Passados milhões de anos após essa “Big Explosão”, as primeiras partículas surgiram e se uniram, formando os átomos.
E, muitos milhões de anos depois, a partir da união de átomos, surgiram as estrelas.
Uma dessas estrelas foi o Sol, uma intensa fonte de energia.
A energia produzida no Sol é decorrente da fusão nuclear, na qual átomos colidem, se fundem e liberam uma quantidade imensa de energia na forma de luz e calor.
No Sol, a cada segundo, bilhões de quilogramas de hidrogênio se fundem, e a energia liberada viaja pelo espaço até chegar à superfície da Terra.
Essa radiação que o Sol emite é a base da energia que sustenta a vida na Terra.
O Sol tem cerca de 4,6 bilhões de anos, e estima-se que brilhe por mais 5 bilhões de anos.

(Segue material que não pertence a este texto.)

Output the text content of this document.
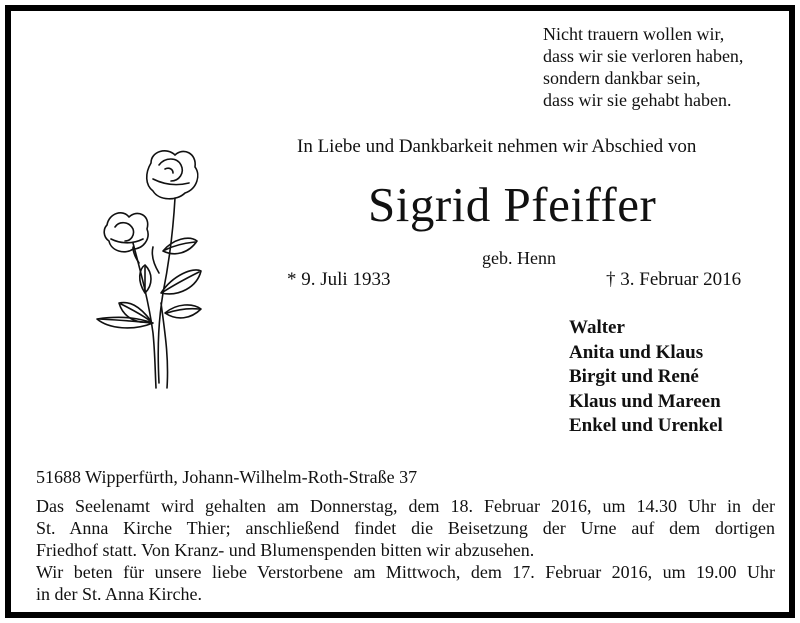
Nicht trauern wollen wir,
dass wir sie verloren haben,
sondern dankbar sein,
dass wir sie gehabt haben.
In Liebe und Dankbarkeit nehmen wir Abschied von
Sigrid Pfeiffer
geb. Henn
* 9. Juli 1933	† 3. Februar 2016
Walter
Anita und Klaus
Birgit und René
Klaus und Mareen
Enkel und Urenkel
51688 Wipperfürth, Johann-Wilhelm-Roth-Straße 37
Das Seelenamt wird gehalten am Donnerstag, dem 18. Februar 2016, um 14.30 Uhr in der
St. Anna Kirche Thier; anschließend findet die Beisetzung der Urne auf dem dortigen
Friedhof statt. Von Kranz- und Blumenspenden bitten wir abzusehen.
Wir beten für unsere liebe Verstorbene am Mittwoch, dem 17. Februar 2016, um 19.00 Uhr
in der St. Anna Kirche.
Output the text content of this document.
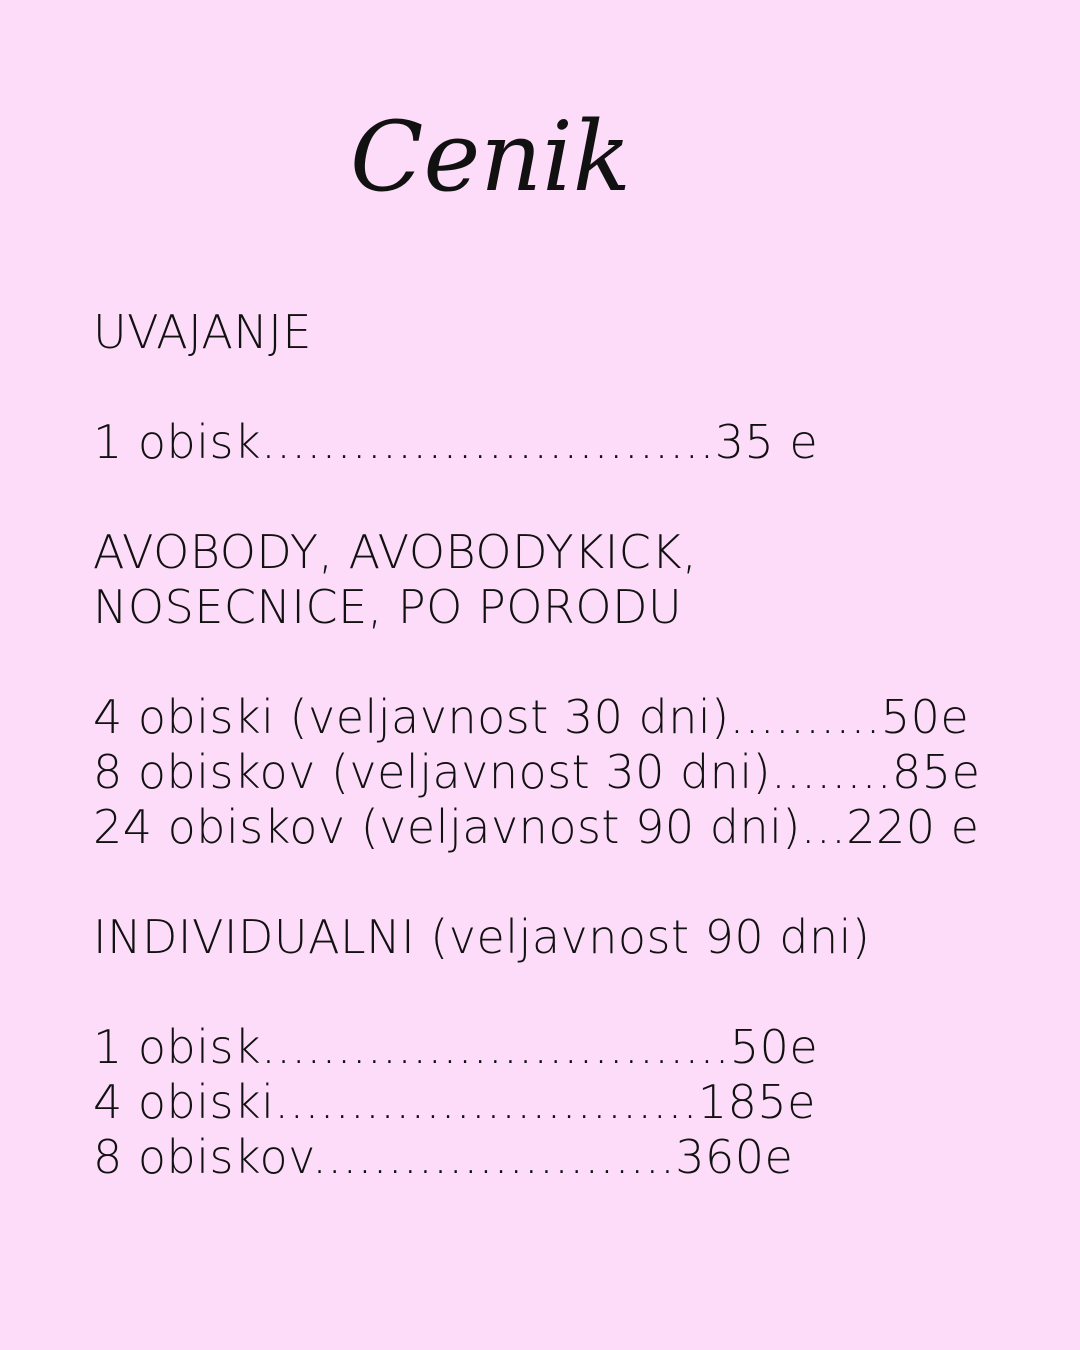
Cenik
UVAJANJE
1 obisk..............................35 e
AVOBODY, AVOBODYKICK,
NOSECNICE, PO PORODU
4 obiski (veljavnost 30 dni)..........50e
8 obiskov (veljavnost 30 dni)........85e
24 obiskov (veljavnost 90 dni)...220 e
INDIVIDUALNI (veljavnost 90 dni)
1 obisk...............................50e
4 obiski............................185e
8 obiskov........................360e
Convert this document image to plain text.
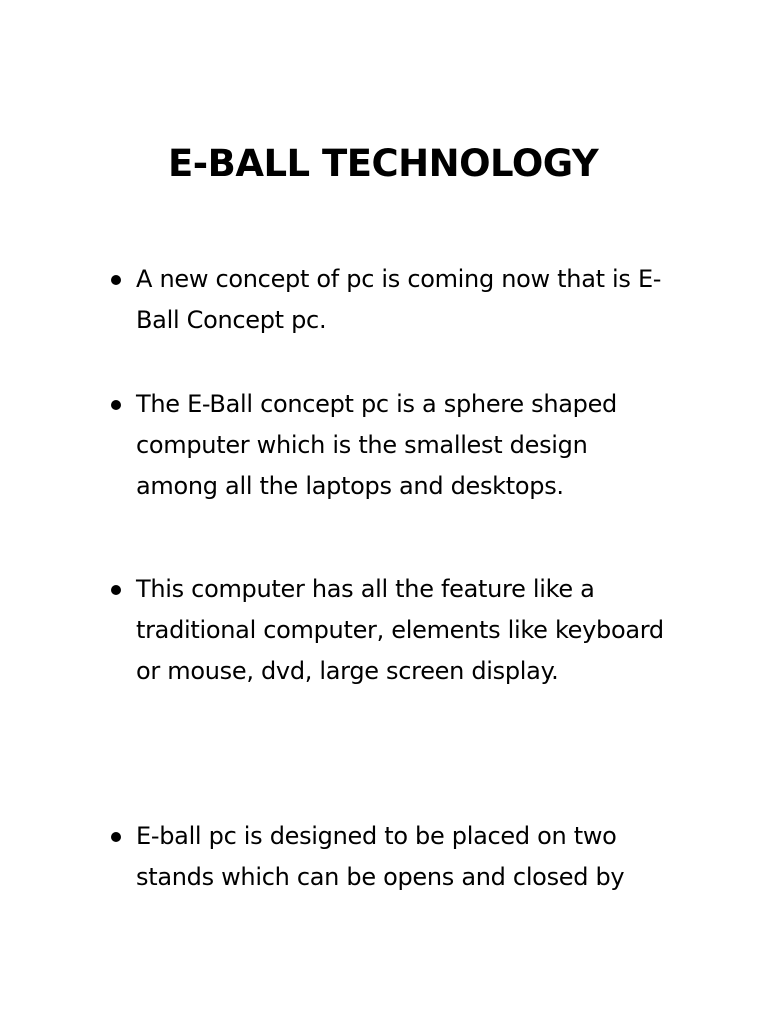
E-BALL TECHNOLOGY
A new concept of pc is coming now that is E-Ball Concept pc.
The E-Ball concept pc is a sphere shaped computer which is the smallest design among all the laptops and desktops.
This computer has all the feature like a traditional computer, elements like keyboard or mouse, dvd, large screen display.
E-ball pc is designed to be placed on two stands which can be opens and closed by
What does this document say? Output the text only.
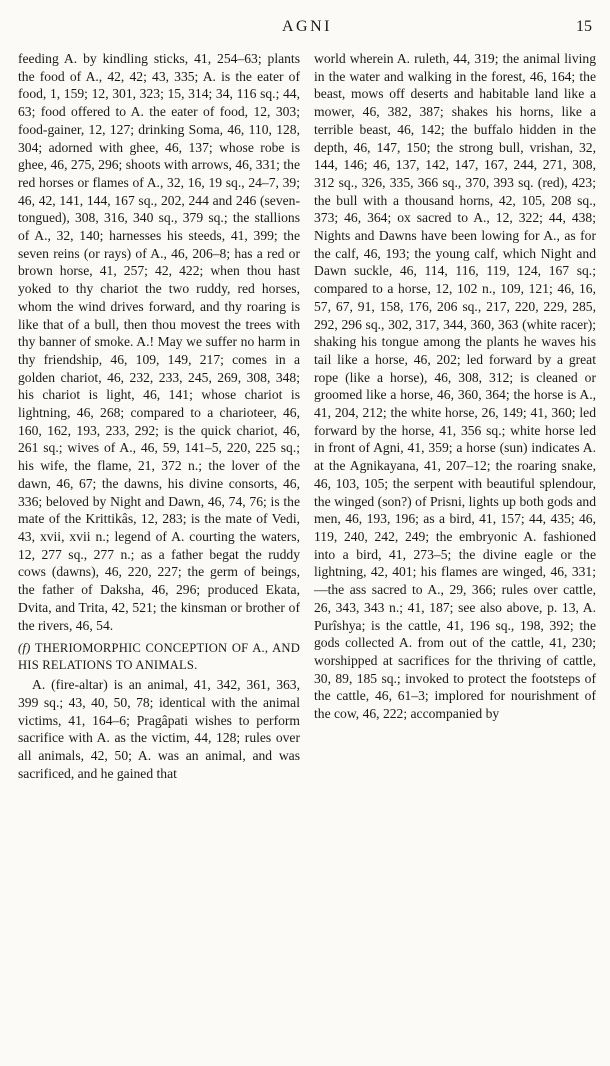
AGNI	15

feeding A. by kindling sticks, 41, 254–63; plants the food of A., 42, 42; 43, 335; A. is the eater of food, 1, 159; 12, 301, 323; 15, 314; 34, 116 sq.; 44, 63; food offered to A. the eater of food, 12, 303; food-gainer, 12, 127; drinking Soma, 46, 110, 128, 304; adorned with ghee, 46, 137; whose robe is ghee, 46, 275, 296; shoots with arrows, 46, 331; the red horses or flames of A., 32, 16, 19 sq., 24–7, 39; 46, 42, 141, 144, 167 sq., 202, 244 and 246 (seven-tongued), 308, 316, 340 sq., 379 sq.; the stallions of A., 32, 140; harnesses his steeds, 41, 399; the seven reins (or rays) of A., 46, 206–8; has a red or brown horse, 41, 257; 42, 422; when thou hast yoked to thy chariot the two ruddy, red horses, whom the wind drives forward, and thy roaring is like that of a bull, then thou movest the trees with thy banner of smoke. A.! May we suffer no harm in thy friendship, 46, 109, 149, 217; comes in a golden chariot, 46, 232, 233, 245, 269, 308, 348; his chariot is light, 46, 141; whose chariot is lightning, 46, 268; compared to a charioteer, 46, 160, 162, 193, 233, 292; is the quick chariot, 46, 261 sq.; wives of A., 46, 59, 141–5, 220, 225 sq.; his wife, the flame, 21, 372 n.; the lover of the dawn, 46, 67; the dawns, his divine consorts, 46, 336; beloved by Night and Dawn, 46, 74, 76; is the mate of the Krittikâs, 12, 283; is the mate of Vedi, 43, xvii, xvii n.; legend of A. courting the waters, 12, 277 sq., 277 n.; as a father begat the ruddy cows (dawns), 46, 220, 227; the germ of beings, the father of Daksha, 46, 296; produced Ekata, Dvita, and Trita, 42, 521; the kinsman or brother of the rivers, 46, 54.

(f) THERIOMORPHIC CONCEPTION OF A., AND HIS RELATIONS TO ANIMALS.

A. (fire-altar) is an animal, 41, 342, 361, 363, 399 sq.; 43, 40, 50, 78; identical with the animal victims, 41, 164–6; Pragâpati wishes to perform sacrifice with A. as the victim, 44, 128; rules over all animals, 42, 50; A. was an animal, and was sacrificed, and he gained that

world wherein A. ruleth, 44, 319; the animal living in the water and walking in the forest, 46, 164; the beast, mows off deserts and habitable land like a mower, 46, 382, 387; shakes his horns, like a terrible beast, 46, 142; the buffalo hidden in the depth, 46, 147, 150; the strong bull, vrishan, 32, 144, 146; 46, 137, 142, 147, 167, 244, 271, 308, 312 sq., 326, 335, 366 sq., 370, 393 sq. (red), 423; the bull with a thousand horns, 42, 105, 208 sq., 373; 46, 364; ox sacred to A., 12, 322; 44, 438; Nights and Dawns have been lowing for A., as for the calf, 46, 193; the young calf, which Night and Dawn suckle, 46, 114, 116, 119, 124, 167 sq.; compared to a horse, 12, 102 n., 109, 121; 46, 16, 57, 67, 91, 158, 176, 206 sq., 217, 220, 229, 285, 292, 296 sq., 302, 317, 344, 360, 363 (white racer); shaking his tongue among the plants he waves his tail like a horse, 46, 202; led forward by a great rope (like a horse), 46, 308, 312; is cleaned or groomed like a horse, 46, 360, 364; the horse is A., 41, 204, 212; the white horse, 26, 149; 41, 360; led forward by the horse, 41, 356 sq.; white horse led in front of Agni, 41, 359; a horse (sun) indicates A. at the Agnikayana, 41, 207–12; the roaring snake, 46, 103, 105; the serpent with beautiful splendour, the winged (son?) of Prisni, lights up both gods and men, 46, 193, 196; as a bird, 41, 157; 44, 435; 46, 119, 240, 242, 249; the embryonic A. fashioned into a bird, 41, 273–5; the divine eagle or the lightning, 42, 401; his flames are winged, 46, 331;—the ass sacred to A., 29, 366; rules over cattle, 26, 343, 343 n.; 41, 187; see also above, p. 13, A. Purîshya; is the cattle, 41, 196 sq., 198, 392; the gods collected A. from out of the cattle, 41, 230; worshipped at sacrifices for the thriving of cattle, 30, 89, 185 sq.; invoked to protect the footsteps of the cattle, 46, 61–3; implored for nourishment of the cow, 46, 222; accompanied by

Seu diâmetro é de quase 1,4 milhão de quilômetros, cerca de 110 vezes maior que o da Terra.
Sua força gravitacional mantém os planetas, asteroides e cometas em órbita ao seu redor.
Se o Sol desaparecesse, as temperaturas na Terra cairiam para cerca de -20 °C, e a Terra sairia vagando pelo espaço, tornando-se um planeta escuro e congelado.
Na verdade, quando o combustível do Sol acabar, ele vai se expandir até se tornar uma estrela gigante vermelha, engolindo planetas e, possivelmente, a Terra.